Investigate how to remove dependency of OpenCV
The OpenCV is a dependency for docling-ibm-models(https://github.com/DS4SD/docling-ibm-models), where it is used to load and resize images for the TableFormer model.
Here are the places where opencv is called:
- tableformer/data_management/functional.py:resize()
- tableformer/data_management/tf_predictor.py:resize_img()
- tests/test_tf_predictor.py:test_tf_predictor()
Additionally in order to correctly evaluate the effect of replacing opencv with another image library, we should measure the impact at:
- TableFormer input tensors (image loading, normalization, resizing).
- TableFormer output predictions.
@nikos-livathinos I ran a quick test with Pillow.
I created two functions to resize the image, one using Pillow and other using openCV. Both were given the same input image with the input type numpy.ndarray
Used python's timeit module for 100 runs Below are some performance numbers:
Avg time for OpenCV: 0.008613 seconds
Avg time for Pillow: 0.072365 seconds
Now, instead of numpy.ndarray if we provide the image file path as the input and open the image with Pillow directly, performance gets slightly better:
Avg time for Pillow: 0.067890 seconds
@sgonsal could you also try the same with torchvision.transforms.functional.resize?
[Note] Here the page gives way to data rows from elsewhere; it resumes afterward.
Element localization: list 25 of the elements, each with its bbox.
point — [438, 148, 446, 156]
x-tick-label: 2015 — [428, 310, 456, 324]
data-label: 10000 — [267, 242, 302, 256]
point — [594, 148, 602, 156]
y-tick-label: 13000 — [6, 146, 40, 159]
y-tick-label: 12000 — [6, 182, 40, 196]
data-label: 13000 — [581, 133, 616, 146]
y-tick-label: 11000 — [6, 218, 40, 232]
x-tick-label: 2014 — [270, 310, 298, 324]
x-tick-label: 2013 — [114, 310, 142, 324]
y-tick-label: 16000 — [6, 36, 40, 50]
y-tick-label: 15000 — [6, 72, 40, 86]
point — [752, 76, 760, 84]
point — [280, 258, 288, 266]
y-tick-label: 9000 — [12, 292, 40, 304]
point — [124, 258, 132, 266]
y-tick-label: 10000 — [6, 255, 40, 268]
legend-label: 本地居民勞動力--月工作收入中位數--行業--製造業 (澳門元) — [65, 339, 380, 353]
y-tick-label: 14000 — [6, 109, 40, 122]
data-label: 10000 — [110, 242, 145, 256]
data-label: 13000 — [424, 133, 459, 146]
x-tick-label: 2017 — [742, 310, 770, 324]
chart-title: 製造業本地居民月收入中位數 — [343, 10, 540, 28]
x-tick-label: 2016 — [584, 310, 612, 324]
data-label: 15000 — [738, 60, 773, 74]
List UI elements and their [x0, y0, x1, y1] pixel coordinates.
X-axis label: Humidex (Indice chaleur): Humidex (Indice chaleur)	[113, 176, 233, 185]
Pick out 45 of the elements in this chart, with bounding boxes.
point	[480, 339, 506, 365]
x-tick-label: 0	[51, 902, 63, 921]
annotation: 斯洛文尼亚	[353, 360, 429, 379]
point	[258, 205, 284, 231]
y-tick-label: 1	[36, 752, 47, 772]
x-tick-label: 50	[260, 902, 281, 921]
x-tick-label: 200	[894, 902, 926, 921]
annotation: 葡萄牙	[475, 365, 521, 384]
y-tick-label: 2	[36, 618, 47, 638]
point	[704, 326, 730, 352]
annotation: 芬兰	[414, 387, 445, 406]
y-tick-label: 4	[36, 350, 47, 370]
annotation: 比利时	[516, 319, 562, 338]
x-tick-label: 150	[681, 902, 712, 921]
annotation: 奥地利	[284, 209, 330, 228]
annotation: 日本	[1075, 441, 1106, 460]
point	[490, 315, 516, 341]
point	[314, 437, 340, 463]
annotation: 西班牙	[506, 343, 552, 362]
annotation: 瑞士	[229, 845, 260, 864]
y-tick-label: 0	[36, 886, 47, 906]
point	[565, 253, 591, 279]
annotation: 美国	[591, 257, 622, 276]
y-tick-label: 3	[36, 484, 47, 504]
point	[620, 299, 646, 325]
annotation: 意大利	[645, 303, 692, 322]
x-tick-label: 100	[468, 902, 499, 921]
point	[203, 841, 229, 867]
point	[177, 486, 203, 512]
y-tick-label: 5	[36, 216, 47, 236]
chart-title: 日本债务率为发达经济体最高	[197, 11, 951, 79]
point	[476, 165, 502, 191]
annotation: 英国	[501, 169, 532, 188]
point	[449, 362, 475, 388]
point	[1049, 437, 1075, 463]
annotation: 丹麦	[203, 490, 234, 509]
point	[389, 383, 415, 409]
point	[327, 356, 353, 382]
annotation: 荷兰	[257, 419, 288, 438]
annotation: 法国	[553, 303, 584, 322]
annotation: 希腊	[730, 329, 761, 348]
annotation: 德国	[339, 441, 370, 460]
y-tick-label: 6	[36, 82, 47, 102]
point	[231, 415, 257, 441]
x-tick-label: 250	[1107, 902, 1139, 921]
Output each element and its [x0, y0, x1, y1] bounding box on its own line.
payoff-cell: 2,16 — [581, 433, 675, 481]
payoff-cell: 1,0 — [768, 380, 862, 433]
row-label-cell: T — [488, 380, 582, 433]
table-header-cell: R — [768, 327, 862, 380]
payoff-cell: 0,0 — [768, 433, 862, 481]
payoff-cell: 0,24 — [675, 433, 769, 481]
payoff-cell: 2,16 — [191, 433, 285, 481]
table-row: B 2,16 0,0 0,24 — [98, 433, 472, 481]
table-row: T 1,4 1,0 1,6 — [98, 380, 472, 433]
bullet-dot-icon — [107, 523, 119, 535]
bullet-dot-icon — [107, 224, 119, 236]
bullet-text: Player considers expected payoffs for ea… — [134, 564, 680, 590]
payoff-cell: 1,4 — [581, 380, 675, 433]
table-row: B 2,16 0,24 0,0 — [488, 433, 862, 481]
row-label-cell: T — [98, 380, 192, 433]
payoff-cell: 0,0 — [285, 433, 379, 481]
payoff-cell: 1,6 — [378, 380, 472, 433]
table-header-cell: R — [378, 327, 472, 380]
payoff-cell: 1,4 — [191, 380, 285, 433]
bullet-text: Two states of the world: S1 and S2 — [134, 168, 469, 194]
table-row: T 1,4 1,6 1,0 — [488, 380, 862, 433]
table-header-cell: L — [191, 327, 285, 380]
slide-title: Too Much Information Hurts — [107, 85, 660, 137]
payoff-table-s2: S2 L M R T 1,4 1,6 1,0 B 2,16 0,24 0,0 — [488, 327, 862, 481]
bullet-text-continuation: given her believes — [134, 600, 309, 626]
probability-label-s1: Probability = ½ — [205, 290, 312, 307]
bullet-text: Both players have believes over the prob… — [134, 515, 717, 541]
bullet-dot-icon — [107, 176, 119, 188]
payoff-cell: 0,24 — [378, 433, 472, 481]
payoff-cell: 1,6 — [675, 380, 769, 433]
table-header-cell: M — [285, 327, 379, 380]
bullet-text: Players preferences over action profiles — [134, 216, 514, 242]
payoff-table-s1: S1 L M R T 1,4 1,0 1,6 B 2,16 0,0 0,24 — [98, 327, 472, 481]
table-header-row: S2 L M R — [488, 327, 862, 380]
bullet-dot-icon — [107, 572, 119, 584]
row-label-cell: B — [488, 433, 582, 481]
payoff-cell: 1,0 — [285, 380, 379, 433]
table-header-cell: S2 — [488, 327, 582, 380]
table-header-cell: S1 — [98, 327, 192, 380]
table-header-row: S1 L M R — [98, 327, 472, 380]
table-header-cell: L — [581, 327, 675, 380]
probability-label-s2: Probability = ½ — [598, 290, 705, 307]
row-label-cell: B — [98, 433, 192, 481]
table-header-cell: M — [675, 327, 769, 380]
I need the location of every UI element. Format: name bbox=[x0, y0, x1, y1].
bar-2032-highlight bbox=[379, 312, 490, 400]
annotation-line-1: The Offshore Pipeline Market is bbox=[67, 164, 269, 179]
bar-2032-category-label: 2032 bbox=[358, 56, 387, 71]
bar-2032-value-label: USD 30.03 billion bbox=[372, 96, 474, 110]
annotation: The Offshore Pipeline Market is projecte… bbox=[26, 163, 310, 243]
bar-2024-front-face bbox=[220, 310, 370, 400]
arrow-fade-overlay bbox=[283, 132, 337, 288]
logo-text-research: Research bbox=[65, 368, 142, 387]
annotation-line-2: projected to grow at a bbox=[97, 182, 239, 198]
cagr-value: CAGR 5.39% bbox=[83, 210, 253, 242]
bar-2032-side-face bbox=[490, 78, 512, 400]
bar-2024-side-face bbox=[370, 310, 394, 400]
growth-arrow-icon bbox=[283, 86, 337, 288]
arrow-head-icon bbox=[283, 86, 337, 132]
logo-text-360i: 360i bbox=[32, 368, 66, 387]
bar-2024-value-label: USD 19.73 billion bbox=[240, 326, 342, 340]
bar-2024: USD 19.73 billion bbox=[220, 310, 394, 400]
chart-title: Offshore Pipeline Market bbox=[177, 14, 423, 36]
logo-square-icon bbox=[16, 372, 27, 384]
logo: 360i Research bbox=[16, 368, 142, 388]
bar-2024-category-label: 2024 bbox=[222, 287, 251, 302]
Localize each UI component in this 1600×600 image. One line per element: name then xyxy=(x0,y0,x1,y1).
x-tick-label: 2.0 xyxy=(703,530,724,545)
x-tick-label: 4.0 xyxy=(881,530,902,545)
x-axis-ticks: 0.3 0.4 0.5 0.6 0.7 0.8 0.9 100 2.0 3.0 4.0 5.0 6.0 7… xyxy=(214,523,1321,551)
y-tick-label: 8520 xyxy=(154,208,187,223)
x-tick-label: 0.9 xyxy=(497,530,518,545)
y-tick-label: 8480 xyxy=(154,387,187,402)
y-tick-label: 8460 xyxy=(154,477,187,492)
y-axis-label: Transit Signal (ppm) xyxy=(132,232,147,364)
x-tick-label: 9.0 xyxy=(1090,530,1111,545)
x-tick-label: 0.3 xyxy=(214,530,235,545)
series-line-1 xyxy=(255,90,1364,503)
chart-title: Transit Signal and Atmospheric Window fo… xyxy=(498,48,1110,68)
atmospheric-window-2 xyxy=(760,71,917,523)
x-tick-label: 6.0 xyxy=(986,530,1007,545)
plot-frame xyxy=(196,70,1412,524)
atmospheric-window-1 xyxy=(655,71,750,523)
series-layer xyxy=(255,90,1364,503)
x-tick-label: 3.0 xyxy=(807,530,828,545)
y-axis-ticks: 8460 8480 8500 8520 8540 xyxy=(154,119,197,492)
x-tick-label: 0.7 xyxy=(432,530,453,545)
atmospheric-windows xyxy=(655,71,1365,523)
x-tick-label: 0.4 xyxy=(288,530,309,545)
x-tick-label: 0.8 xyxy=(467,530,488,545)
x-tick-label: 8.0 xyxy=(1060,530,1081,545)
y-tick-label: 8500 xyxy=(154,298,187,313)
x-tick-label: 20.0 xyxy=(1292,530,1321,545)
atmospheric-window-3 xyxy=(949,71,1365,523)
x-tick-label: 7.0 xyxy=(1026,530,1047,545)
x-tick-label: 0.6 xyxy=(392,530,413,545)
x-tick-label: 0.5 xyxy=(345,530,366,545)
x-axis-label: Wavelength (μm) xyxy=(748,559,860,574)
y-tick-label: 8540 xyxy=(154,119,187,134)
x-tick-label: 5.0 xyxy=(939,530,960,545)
With a torch.Tensor input, it relies on torch.nn.functional.interpolate: https://github.com/pytorch/vision/blob/cb9fdbf11f884b0501d1c23a48af258ab4acb57f/torchvision/transforms/_functional_tensor.py#L467
@pavel-denisov-fraunhofer Done.
Ran a similar test as my comment above. This time with torchvision.transforms.functional.resize
Avg time for torchvision: 0.071132 seconds